Before implantation, the wires are placed in the back and connected to an external generator that the patient can carry around. The patient goes home and has a normal routine for the next week to see if this helps the pain. This is inexpensive and reversible and shows if SCS will work over time. The permanent generators are placed in the body and can be recharged at home. The patient has a hand-held device to increase or decrease the stimulation.

Intrathecal Pumps

These pumps are implanted under the skin and hold liquid medications. They pump the medication through a tube to the fluid around the nerves in the back (cerebrospinal fluid). This fluid bathes the spinal cord and the brain, so it gets the drug to where pain is felt more directly. Before the pump is placed, there is usually a three-day trial in the hospital.
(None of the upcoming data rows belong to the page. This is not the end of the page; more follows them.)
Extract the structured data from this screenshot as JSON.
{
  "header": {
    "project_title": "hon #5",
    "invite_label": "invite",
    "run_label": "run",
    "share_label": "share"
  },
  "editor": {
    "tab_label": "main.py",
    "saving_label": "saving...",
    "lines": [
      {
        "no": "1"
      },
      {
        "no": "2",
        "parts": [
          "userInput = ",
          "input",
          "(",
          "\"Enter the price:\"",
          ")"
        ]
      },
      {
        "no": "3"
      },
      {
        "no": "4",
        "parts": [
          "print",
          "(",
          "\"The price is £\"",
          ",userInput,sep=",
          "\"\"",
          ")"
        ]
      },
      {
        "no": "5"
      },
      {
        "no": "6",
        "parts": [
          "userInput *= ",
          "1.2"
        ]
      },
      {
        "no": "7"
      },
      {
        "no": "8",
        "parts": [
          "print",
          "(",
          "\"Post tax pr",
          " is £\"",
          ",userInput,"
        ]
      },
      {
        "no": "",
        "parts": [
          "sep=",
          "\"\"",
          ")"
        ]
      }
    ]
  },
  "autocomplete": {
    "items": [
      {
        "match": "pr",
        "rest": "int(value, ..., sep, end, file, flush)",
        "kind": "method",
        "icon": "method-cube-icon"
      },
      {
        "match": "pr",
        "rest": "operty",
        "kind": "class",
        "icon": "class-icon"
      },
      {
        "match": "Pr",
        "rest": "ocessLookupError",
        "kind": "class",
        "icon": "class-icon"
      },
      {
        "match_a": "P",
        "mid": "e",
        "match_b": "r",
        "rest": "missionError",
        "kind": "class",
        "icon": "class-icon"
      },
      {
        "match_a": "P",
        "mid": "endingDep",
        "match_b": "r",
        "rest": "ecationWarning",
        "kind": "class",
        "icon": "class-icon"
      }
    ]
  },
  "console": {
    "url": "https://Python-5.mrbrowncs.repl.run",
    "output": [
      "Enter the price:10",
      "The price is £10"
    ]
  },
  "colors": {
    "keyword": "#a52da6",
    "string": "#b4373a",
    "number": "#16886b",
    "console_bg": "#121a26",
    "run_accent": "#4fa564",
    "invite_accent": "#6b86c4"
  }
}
The medication used is usually an opioid (morphine, hydromorphone or fentanyl), baclofen for spasticity, or ziconotide for neuropathic pain. There are other medications that may be used, including clonidine and bupivacaine. Several others are being tested.

Problems include:

  • The pump could stop or the tube could dislodge.
  • Scar tissue could form at the tip of the tube, which can press on the spinal cord and cause severe problems including paralysis if not caught in time.
  • The pump has to be refilled every 2 to 3 months.